O segundo aspecto é o de uma educação para o trabalho, que a todos mostre a dignidade que ele tem, à luz do Evangelho, e sua prioridade na vida econômica e social; e ainda, seu valor, como direito e dever da pessoa humana, conforme explanei na Encíclica Laborem Exercens, cujo ensinamento, posteriormente, foi condensado na Instrução “ Libertatis Conscientia ”.

A educação para o trabalho deverá ser, ao mesmo tempo, educação para a solidariedade, que se apresenta como a linha mestra da proposta da Igreja, a fim de que prevaleça, entre os homens e nas estruturas sociais, o ideal cristão da fraternidade. Só a solidariedade fraterna é capaz de levar à superação das desigualdades sociais, dentro de uma mesma nação ou nas relações internacionais. O sustentáculo e a alma da solidariedade, para um cristão, encontram-se na caridade, nunca disjunta de justiça.

9. Meus amados irmãos,

Que o Espírito da verdade lhes dê clarividência e clareza em sua atividade apostólica, na comunhão com toda a Igreja. É assim, que a sociedade brasileira de hoje poderá refletir, avivada continuamente, a substância cristã que a mesma Igreja, no passado, entre luzes e sombras, soube inocular no que de mais íntimo e autêntico há na alma do Povo brasileiro.

O momento que se vive no Brasil não deixará de trazer riscos em seu labor pastoral. Não lhes faltarão horas de interrogação. Mas, à semelhança de São Paulo, devemos apoiar-nos, sempre, na grande certeza: Cristo ressuscitado! Tudo podemos n’Ele. Ele nos dará a força (cf. Fil 4, 13).

Por outro lado, estou certo de que encontrarão estímulo e entusiasmo, a fim de levar por diante a nova evangelização, também no campo social, na identidade profunda de seu povo: um povo que acredita na Igreja e dela espera ânimo e diretrizes em sua vida cristã, para superar dificuldades pessoais e sociais.
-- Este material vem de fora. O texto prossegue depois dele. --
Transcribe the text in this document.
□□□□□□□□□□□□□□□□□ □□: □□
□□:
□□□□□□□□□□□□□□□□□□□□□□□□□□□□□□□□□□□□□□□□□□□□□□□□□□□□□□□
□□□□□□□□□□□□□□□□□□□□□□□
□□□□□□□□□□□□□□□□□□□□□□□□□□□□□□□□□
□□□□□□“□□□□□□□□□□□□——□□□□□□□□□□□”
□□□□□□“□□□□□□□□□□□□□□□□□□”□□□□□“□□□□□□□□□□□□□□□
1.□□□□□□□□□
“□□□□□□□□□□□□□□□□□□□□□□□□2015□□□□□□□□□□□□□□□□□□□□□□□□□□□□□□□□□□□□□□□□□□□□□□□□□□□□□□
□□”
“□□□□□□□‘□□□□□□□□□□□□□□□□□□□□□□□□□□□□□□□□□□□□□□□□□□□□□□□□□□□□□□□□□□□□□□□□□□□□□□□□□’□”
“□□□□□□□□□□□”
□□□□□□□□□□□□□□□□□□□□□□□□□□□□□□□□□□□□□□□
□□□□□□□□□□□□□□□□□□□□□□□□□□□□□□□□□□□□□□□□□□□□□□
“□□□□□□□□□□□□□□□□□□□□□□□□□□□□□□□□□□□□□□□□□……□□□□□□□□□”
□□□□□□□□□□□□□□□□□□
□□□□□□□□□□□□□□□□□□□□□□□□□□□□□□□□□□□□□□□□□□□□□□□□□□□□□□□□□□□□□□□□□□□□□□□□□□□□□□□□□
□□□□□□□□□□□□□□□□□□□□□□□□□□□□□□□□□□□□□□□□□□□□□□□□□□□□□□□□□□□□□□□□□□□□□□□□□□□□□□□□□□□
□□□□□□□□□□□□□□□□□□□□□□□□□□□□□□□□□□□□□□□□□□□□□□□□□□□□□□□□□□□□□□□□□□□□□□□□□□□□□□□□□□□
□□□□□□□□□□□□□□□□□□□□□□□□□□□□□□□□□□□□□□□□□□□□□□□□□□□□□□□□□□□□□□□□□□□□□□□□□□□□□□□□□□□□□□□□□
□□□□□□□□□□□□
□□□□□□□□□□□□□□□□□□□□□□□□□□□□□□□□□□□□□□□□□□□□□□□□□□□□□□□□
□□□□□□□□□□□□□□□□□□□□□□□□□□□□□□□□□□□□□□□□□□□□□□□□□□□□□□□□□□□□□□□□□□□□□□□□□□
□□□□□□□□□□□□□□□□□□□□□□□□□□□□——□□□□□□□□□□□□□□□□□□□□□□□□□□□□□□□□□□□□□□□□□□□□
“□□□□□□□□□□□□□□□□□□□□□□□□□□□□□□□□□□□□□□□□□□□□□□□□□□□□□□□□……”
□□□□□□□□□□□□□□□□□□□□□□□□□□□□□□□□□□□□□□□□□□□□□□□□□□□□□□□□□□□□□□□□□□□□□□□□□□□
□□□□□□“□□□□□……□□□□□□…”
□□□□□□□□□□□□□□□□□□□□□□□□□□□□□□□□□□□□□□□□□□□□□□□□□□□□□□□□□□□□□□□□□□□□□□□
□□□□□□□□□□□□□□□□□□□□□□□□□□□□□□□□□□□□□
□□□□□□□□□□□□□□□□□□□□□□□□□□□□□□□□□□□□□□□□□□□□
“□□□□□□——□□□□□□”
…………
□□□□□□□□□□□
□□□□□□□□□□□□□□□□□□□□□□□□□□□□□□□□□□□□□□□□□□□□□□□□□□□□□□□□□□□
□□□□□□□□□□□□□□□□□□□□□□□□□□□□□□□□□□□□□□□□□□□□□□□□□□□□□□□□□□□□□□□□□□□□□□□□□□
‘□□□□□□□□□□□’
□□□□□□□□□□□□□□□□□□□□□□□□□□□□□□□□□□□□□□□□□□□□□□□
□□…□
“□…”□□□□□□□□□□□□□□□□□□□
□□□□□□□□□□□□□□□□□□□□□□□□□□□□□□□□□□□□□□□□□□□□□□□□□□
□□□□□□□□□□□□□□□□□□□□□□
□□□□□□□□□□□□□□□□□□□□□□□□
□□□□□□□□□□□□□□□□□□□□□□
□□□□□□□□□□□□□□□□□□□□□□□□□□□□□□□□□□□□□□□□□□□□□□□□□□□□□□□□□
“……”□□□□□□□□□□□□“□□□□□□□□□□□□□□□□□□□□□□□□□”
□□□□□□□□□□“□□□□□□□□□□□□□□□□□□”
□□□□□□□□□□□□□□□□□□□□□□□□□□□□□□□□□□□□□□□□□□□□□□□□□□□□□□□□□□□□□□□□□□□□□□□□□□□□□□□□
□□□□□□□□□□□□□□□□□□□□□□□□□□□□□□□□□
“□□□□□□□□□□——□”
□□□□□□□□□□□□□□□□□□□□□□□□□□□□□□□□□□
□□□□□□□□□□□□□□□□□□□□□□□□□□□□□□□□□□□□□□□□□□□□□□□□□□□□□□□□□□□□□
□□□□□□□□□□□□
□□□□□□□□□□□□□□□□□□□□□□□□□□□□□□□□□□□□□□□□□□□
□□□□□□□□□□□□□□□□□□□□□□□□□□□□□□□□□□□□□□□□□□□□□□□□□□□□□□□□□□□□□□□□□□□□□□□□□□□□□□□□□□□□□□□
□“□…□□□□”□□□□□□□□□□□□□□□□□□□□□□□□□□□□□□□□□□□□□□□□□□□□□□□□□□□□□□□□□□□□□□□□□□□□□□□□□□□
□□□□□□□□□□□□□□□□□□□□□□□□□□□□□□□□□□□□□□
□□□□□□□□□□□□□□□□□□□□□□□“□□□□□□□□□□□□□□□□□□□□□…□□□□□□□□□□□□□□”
Sob a sua solícita e avisada orientação, a esperança cristã há de responder à necessidade de esperança de todos os que buscam sinceramente soluções para os problemas humanos. Tem de ser dado testemunho de que conserva todo o seu vigor a mensagem do mistério da Encarnação, que quer todos os homens filhos de Deus e solidários na sorte de seus irmãos. De comunidades animadas pela esperança se irradiará a luz para a sociedade brasileira: a luz do Redentor do homem e Senhor da história: “ Jesus Cristo, o mesmo ontem, hoje e para sempre ”(Hb 13, 8).

Os cristãos que sabem pôr na “ Consoladora dos aflitos ” a sua confiança, jamais serão desamparados. E os fiéis brasileiros, como bem conhecem, confiam em Nossa Senhora Aparecida. Por sua intercessão, imploro para suas pessoas, para suas Dioceses e para todo o Brasil os favores divinos, com a minha Bênção Apostólica.